GETTING MORE TALE #599: Tagged

 

Let’s say you’re in a store and you need help.  Who do you ask?

There are usually three good answers to this question:

  • Look for the checkout counter and ask the person there.
  • Find a person wearing obvious store uniform/gear.
  • See if someone is wearing a “STAFF” tag.

We had “STAFF” tags in the Record Store days, as well as store shirts and hats.  Fortunately they didn’t have our names on them.  Wearing one of these was compulsory, but lots of people hated wearing the tags.  They were printed on card stock paper, laminated and punched with a hole for a lanyard.  Ugly and cheap.  They were quite large – about 5” x 7”.  They bent, frayed and ripped quite easily.

“See, they look like a backstage pass,” the boss used to say to assuage us.  They did not look like a backstage pass, except maybe for some crappy highschool band.

People hated wearing them because they made us feel like walking billboards.  The boss used to say he’d walk in the store and see the staff immediately put their tags on, because they hadn’t been wearing them.  It was true!  And some stuff refused to wear the T-shirts or hats too.  Presumably for fashion-conscious reasons.  One higher-up in particular always got a free pass on wearing tags and shirts.  I wore mine all the time, because there was nothing wrong with our staff shirts.

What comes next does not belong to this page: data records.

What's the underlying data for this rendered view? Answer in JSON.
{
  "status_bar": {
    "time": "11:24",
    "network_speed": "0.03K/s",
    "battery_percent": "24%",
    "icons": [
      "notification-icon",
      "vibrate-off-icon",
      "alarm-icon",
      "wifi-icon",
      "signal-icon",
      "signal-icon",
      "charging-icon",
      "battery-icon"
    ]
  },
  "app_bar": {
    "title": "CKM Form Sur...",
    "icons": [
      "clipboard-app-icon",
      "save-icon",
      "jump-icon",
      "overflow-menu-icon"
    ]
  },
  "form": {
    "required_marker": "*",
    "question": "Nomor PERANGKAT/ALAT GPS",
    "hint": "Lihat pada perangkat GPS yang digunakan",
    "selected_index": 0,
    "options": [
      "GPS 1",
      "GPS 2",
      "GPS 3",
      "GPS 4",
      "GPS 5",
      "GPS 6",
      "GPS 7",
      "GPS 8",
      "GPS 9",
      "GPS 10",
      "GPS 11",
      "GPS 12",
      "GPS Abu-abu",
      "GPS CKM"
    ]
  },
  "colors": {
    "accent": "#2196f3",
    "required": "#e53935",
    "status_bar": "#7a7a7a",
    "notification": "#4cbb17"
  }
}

In fact I still have one.  My blue store sweatshirt was amazing, and it has come with me on many adventures since.  I slightly modified it after I quit the store.  I sewed on a patch for the Royal Tyrrell Museum of Paleontology (which I visited in Drumheller, Alberta), over where the store logo was embroidered in.  That didn’t fool guys like Tom, who immediately recognized the shirt from the store.  It did fool lots of other people!  “Where did you get the cool Tyrrell sweatshirt?”  I donated the rest of my old staff shirts and hats to Goodwill, but I will always keep my old “Tyrell” sweater from the Record Store.  It has a hole in it and I do not care.  I have always loved that shirt.

Regardless of comfort or style, I think there was one overwhelming reason why staff hated wearing those tags.  It’s because you’d be out working on the floor, when some goof asks, “Do you work here?”

Once I answered, “Nah, I just wear this for fun.”  Fortunately the guy got the joke.

I will say this.  Wearing a staff tag is still a hell of a lot better than an apron for flipping burgers.